Mais voyez-vous, on peut aussi entrer dans cette parabole en s’identifiant à ceux qui étaient présents depuis le début de la journée, qui étaient là depuis 7 heures du matin, voire 9 heures, 11 heures ou 3 heures, que sais-je ? Ces ouvriers des premières heures, c’est aussi nous, qui nous efforçons de bien régler notre vie, c’est nous qui vis-à-vis de Dieu essayons de vivre de manière correcte, digne de la vocation qui nous est adressée. Or voilà, ça fait un peu – pardonnez-moi l’expression – « râler » de voir qu’on donne la même chose à ceux qui n’ont pas fait grand-chose qu’on en donne à chacune et chacun d’entre nous. C’est vrai que nous sommes jaloux quand on fait du bien aux autres, ou disons plus précisément, quand on leur fait trop de bien. C’est tout à fait vrai que nous pouvons être furieux. Permettez-moi de vous le dire : ne refoulez pas votre colère ! Elle est légitime parce que nous faisons des efforts et nous avons envie que ces efforts soient très bien récompensés, car il est dur de faire ces efforts. Alors ne vous culpabilisez pas si, vous assimilant à ces ouvriers de la première heure, vous trouvez que ce n’est pas marrant et que c’est quand même scandaleux, lâchons le mot ! de recevoir comme salaire de la part du propriétaire la même chose que les derniers engagés.
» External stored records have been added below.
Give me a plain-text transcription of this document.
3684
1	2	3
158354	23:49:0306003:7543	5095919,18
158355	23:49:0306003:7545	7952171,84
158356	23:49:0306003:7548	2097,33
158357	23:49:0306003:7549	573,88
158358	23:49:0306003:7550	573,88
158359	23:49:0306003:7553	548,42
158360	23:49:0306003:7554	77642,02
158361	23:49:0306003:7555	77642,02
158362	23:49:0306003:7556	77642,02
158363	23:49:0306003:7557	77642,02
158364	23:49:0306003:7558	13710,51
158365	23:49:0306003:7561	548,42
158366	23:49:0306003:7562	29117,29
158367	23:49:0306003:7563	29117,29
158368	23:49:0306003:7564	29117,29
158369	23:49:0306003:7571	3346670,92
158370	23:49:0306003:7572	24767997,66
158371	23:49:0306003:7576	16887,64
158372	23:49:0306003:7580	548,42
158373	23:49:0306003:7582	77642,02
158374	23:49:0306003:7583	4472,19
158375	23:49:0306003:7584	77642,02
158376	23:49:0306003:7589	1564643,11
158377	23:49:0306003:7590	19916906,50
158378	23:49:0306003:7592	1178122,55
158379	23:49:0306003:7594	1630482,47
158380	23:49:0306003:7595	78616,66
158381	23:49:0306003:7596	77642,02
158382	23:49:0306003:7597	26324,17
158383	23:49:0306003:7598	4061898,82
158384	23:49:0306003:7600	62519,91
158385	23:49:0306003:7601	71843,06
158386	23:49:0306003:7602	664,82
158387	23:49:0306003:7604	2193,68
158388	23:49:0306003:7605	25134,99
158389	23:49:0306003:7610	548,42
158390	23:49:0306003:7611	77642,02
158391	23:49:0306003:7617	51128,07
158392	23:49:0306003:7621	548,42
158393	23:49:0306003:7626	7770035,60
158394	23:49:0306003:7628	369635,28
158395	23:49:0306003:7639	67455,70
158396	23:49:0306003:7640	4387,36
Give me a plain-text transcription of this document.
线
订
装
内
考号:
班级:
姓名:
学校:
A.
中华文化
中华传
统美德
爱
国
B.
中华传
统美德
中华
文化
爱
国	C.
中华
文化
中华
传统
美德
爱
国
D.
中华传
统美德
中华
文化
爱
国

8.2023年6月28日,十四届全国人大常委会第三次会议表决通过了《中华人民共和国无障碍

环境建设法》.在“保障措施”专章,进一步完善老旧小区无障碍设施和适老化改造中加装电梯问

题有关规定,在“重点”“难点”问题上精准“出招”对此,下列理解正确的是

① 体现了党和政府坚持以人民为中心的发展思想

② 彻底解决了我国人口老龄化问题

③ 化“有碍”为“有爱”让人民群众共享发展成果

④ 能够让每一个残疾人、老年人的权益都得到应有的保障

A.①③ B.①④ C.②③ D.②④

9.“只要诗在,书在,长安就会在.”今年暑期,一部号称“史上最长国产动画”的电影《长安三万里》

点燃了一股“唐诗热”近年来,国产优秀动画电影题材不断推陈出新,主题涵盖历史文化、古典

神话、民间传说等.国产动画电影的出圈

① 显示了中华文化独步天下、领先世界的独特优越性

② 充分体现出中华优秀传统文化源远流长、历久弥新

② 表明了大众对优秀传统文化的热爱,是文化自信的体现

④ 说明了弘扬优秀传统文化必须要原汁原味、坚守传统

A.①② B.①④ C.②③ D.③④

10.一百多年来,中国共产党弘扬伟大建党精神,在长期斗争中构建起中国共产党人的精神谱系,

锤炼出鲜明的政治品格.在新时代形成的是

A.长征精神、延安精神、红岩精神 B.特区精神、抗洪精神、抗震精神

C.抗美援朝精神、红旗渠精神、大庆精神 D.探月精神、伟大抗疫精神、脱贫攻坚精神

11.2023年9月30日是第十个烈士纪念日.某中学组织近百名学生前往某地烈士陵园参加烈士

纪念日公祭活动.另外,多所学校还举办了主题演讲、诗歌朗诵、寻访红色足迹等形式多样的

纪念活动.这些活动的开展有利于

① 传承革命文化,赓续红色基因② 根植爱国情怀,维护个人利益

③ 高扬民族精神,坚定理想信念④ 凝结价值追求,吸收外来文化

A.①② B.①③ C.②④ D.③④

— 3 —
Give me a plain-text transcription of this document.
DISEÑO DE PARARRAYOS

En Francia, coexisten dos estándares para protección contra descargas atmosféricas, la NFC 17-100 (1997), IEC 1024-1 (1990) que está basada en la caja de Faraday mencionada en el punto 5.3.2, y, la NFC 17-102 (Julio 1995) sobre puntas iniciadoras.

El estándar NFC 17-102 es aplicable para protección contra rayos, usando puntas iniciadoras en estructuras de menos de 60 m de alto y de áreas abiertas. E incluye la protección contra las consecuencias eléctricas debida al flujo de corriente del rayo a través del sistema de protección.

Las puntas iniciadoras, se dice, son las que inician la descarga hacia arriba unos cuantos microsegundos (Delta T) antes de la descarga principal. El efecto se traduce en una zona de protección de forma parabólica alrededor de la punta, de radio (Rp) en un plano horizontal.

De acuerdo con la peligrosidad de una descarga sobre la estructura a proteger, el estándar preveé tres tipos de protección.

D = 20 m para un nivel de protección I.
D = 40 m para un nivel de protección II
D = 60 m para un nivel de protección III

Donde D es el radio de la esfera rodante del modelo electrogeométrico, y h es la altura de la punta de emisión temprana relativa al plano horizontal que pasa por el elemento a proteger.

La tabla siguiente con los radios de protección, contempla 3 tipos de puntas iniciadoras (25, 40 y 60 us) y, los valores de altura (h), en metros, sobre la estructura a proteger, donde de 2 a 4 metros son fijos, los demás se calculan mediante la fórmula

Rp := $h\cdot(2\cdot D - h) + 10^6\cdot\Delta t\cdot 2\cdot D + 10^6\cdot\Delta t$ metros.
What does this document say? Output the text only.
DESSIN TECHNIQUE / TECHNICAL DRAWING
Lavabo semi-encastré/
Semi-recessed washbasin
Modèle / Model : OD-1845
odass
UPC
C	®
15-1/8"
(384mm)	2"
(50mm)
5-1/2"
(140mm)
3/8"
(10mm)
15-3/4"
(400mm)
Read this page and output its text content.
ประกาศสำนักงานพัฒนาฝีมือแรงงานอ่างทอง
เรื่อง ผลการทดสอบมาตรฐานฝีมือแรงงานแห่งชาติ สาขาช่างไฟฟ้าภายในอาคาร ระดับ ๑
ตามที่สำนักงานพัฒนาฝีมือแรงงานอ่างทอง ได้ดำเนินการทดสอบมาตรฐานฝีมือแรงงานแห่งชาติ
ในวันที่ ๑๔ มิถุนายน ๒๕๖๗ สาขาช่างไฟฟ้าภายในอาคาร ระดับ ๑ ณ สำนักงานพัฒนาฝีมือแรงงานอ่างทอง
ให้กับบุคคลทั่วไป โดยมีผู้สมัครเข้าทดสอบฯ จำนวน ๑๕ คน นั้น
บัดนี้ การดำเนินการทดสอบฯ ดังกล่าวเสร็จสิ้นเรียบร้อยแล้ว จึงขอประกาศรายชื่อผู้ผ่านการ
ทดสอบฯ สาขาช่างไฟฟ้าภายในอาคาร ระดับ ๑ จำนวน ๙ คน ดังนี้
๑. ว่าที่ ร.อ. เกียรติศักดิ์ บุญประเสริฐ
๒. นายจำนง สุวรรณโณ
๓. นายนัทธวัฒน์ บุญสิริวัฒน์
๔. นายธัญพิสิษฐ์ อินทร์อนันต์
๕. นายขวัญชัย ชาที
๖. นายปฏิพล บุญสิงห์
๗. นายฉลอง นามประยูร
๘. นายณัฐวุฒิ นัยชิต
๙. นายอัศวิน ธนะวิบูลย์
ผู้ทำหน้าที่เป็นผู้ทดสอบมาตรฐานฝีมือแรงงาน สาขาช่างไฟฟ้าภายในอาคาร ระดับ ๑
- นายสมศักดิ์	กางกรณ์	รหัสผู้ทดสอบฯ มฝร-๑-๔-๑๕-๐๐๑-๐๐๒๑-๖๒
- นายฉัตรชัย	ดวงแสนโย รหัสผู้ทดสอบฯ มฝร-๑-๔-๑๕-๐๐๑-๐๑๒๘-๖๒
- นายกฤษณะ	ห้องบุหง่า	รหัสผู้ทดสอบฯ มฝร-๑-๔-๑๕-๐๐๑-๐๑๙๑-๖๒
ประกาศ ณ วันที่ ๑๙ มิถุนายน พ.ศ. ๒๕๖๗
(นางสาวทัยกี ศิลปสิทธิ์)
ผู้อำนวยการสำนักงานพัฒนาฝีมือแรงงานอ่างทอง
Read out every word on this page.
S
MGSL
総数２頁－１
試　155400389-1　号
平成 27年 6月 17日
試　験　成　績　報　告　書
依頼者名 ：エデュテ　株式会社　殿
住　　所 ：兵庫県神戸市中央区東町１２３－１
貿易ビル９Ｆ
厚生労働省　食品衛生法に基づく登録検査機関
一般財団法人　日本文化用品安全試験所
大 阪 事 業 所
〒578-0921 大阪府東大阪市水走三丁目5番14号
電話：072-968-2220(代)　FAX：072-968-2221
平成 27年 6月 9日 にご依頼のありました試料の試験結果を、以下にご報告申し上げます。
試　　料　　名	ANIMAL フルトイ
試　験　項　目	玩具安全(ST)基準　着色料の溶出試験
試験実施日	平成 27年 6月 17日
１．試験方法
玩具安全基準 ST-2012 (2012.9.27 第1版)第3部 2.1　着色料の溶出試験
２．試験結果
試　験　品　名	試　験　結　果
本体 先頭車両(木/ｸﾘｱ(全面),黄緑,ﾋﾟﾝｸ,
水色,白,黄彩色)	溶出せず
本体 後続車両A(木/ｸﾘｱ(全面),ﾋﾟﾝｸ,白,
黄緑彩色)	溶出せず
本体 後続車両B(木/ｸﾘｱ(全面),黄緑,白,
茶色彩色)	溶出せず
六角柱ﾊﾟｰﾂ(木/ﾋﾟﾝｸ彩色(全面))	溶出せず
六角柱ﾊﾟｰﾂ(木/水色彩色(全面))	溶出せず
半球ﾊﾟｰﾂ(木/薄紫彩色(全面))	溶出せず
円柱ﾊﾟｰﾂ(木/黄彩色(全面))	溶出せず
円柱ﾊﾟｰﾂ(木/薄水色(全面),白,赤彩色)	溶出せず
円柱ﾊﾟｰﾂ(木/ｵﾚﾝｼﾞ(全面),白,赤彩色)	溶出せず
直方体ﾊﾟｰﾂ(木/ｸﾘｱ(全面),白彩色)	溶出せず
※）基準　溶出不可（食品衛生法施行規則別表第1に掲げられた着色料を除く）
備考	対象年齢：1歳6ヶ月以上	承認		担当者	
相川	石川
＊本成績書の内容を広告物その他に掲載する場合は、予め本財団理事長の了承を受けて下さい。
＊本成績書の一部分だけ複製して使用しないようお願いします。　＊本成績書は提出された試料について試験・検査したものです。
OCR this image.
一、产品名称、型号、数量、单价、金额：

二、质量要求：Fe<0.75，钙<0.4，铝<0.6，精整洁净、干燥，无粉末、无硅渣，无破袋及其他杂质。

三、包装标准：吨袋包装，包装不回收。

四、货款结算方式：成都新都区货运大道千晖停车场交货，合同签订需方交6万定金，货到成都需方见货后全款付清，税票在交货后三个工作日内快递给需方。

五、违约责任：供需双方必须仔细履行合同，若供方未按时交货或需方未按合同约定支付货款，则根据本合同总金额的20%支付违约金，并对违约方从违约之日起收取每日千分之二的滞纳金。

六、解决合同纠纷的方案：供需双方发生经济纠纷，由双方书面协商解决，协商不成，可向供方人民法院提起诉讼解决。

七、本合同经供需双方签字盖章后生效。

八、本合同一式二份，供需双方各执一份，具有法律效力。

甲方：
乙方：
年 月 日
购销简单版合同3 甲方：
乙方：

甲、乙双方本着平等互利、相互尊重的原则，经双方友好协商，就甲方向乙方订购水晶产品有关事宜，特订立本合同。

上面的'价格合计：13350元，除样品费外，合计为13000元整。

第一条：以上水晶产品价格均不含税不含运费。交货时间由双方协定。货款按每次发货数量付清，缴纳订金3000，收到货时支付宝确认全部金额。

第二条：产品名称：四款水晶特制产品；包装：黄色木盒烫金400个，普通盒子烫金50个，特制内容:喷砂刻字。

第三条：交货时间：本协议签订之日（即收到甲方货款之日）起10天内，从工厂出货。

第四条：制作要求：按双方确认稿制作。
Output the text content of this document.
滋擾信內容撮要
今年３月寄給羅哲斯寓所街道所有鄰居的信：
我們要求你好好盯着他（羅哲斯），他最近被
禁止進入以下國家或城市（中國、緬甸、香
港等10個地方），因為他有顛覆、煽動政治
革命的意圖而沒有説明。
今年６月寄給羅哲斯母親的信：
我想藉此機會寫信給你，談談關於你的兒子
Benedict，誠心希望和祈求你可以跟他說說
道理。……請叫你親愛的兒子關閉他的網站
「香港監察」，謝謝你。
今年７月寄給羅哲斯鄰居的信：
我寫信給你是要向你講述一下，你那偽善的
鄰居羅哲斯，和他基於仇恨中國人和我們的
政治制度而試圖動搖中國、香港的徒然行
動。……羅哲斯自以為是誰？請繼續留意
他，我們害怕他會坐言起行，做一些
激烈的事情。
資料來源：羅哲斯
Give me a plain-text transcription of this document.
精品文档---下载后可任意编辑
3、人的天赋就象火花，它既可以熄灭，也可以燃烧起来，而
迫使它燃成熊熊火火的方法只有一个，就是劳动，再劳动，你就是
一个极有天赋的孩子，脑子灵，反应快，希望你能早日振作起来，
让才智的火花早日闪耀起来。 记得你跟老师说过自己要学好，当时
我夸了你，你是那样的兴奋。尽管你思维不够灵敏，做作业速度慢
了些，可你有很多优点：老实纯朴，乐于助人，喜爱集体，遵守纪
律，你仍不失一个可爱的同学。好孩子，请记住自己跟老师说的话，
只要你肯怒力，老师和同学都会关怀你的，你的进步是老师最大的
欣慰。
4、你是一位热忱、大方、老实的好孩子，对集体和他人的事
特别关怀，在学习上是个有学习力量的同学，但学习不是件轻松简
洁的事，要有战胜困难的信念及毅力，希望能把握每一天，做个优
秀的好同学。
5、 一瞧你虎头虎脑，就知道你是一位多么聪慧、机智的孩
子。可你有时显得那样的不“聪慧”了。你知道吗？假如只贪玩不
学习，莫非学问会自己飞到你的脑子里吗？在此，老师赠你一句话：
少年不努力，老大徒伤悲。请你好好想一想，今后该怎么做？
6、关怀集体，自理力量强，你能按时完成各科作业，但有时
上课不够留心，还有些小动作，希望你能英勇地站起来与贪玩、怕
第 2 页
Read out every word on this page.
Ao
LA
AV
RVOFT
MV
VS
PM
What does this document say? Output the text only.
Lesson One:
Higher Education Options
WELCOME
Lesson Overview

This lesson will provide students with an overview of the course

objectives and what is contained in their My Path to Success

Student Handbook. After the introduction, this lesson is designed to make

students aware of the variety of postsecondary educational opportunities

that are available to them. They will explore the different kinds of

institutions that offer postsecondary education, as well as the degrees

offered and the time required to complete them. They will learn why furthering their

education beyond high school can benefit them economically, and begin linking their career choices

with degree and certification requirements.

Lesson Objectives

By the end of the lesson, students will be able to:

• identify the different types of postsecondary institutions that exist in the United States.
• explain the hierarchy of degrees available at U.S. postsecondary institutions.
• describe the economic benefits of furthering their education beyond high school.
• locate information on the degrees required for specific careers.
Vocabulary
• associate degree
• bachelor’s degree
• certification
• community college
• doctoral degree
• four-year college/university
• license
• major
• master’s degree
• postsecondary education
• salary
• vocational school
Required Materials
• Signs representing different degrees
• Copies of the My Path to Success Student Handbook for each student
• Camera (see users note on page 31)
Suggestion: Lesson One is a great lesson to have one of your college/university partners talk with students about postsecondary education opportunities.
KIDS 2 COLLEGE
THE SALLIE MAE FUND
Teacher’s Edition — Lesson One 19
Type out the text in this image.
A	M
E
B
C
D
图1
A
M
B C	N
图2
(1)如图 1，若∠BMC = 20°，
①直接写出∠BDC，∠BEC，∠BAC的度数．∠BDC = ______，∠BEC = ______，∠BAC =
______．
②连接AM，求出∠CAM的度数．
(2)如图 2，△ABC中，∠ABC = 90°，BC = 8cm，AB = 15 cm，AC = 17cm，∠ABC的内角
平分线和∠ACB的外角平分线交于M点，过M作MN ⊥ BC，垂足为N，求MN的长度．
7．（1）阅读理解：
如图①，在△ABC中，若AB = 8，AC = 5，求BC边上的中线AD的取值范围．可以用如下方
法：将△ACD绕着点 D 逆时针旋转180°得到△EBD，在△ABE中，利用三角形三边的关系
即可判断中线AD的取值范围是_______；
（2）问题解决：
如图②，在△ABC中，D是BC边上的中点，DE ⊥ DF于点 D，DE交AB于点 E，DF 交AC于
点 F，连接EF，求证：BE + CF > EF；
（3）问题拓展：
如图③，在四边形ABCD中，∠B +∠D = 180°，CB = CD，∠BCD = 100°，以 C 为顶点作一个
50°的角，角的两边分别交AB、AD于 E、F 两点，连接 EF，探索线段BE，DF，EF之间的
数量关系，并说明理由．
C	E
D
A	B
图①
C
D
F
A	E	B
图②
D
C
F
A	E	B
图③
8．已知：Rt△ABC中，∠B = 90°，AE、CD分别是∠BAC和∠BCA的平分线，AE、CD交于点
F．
Il y a là un vrai problème : nous sommes très certainement prêts à aider notre prochain, mais nous aimerions tellement que ce prochain soit digne d’être aidé, or il ne l’est pas puisqu’il a besoin d’être aidé. Et nous avons tellement besoin, n’est-ce pas ? de penser au fond de nous-mêmes que nous sommes tout de même mieux que ce prochain. On vaut quand même mieux que le type qui n’arrive pas à se lever le matin, on vaut sans doute un peu mieux que ceux qu’on est obligé d’aider. On a toujours au fond de soi le sentiment que la personne que l’on doit aider s’est mise elle-même dans une situation où elle doit être aidée. Admettons que nous avons ces sentiments qui ne sont pas peut-être très brillants, mais ce sont les nôtres, il faut les accepter. Il ne faut pas s’en culpabiliser, mais il faut ce matin se poser la question si décidément il n’est pas possible d’aller un tout petit peu plus, je n’irai pas jusqu’à dire, pour employer un terme savant, les sublimer, mais au moins en faire quelque chose qui soit éventuellement positif.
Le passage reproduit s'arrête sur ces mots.